In many power supply circuits, the bridge rectifier is used. The bridge rectifier produces almost double the output voltage as a full wave centre-tapped transformer rectifier using the same secondary voltage.The advantage of using this circuit is that no center-tapped transformer is required.

*Basic Circuit Operation*

During the positive half cycle, both D3 and D1 are forward biased. At the same time, both D2 and D4 are reverse biased. Note the direction of current flow through the load. During the negative half cycle D2 and D4 are forward biased and D1 and D3 are reverse biased. Again note that current through the load is in the same direction although the secondary winding polarity has reversed.

*Peak Inverse Voltage*

In order to understand the Peak Inverse Voltage across each diode, look at figure below. It is a simplified version of figure 17 showing the circuit conditions during the positive half cycle. The load and ground connections are removed because we are concerned with the diode conditions only. In this circuit, diodes D1 and D3 are forward biased and act like closed switches. They can be replaced with wires. Diodes D2 and D4 are reverse biased and act like open switches.
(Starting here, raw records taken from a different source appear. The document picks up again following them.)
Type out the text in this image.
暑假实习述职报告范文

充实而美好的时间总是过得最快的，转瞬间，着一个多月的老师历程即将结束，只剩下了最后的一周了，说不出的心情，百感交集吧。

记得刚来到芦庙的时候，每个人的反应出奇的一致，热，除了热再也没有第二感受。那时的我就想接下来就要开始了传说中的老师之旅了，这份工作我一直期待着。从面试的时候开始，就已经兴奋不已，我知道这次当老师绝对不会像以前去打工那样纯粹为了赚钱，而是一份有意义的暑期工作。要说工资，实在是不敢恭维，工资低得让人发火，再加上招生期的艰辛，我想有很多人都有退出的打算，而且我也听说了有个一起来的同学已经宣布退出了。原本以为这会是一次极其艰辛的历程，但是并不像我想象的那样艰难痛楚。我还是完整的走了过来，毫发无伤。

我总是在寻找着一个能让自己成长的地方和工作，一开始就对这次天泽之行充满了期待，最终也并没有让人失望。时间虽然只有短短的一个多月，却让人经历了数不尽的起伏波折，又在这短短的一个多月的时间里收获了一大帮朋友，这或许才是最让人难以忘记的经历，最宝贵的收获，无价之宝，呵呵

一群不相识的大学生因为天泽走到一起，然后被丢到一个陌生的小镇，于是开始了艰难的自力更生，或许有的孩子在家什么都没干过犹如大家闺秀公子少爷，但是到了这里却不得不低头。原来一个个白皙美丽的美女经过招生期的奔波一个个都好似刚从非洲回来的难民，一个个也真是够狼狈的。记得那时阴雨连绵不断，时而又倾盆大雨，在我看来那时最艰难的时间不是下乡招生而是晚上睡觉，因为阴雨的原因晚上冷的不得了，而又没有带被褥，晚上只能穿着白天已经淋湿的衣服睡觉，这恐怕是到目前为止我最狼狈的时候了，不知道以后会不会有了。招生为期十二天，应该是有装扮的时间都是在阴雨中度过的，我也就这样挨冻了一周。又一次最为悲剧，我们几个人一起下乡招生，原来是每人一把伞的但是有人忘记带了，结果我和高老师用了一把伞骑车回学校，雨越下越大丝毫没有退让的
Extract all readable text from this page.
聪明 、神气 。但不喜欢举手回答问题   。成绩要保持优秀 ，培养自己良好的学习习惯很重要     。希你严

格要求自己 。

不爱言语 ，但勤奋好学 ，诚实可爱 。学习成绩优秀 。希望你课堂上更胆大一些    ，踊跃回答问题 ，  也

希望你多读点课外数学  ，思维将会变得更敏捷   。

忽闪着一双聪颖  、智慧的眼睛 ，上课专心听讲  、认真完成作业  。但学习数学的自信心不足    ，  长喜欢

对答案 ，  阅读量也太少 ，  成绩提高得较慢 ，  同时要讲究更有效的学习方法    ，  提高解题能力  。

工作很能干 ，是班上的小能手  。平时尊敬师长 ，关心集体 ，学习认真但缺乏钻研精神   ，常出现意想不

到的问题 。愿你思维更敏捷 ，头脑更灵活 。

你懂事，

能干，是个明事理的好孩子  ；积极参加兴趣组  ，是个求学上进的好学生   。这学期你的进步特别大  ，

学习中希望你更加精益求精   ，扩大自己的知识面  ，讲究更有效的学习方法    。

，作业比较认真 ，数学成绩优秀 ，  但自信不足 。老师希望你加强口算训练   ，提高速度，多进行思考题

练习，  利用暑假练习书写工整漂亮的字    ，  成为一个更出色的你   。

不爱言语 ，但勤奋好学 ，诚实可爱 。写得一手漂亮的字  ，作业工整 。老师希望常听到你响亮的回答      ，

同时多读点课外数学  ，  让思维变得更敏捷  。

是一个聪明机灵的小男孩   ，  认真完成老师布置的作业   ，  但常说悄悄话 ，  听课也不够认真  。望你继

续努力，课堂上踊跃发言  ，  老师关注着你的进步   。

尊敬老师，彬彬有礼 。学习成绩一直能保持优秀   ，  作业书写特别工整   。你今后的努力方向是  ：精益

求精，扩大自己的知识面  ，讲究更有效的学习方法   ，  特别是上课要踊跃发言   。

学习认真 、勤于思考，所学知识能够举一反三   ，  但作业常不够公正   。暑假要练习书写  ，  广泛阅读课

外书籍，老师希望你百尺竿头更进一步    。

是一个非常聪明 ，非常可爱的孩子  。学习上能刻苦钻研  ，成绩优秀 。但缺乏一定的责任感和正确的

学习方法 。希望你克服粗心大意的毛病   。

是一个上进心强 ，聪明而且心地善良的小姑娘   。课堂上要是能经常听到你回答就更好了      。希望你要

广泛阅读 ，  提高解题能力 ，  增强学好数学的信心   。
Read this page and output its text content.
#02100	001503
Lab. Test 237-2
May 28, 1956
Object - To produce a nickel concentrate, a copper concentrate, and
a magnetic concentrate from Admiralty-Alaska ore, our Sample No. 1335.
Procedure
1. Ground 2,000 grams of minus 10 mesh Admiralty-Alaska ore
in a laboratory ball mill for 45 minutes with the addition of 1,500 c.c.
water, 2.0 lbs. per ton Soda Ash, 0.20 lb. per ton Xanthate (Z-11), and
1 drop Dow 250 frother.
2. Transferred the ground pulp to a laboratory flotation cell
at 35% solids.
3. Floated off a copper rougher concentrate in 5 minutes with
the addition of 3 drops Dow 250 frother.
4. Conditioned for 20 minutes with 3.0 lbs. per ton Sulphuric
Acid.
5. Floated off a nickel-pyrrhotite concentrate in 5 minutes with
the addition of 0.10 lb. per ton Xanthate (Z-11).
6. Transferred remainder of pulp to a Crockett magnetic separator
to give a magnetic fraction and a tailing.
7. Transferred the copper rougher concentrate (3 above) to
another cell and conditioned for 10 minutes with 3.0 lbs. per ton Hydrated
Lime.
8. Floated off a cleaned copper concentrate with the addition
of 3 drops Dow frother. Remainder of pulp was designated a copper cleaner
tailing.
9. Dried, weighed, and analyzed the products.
Peak inverse voltage = *V _{m}*

**Full Wave Bridge Rectifier with Capacitor Filter**

The voltage obtained across the load resistor of the full-wave bridge rectifier described above has a large amount of ripple. A capacitor filter may be added to smoothen the ripple in the output, as shown below.

The rectifier circuits discussed above can be used to charge batteries and to convert AC voltages into constant DC voltages. Full-wave and bridge rectifier are more commonly used than half-wave rectifier.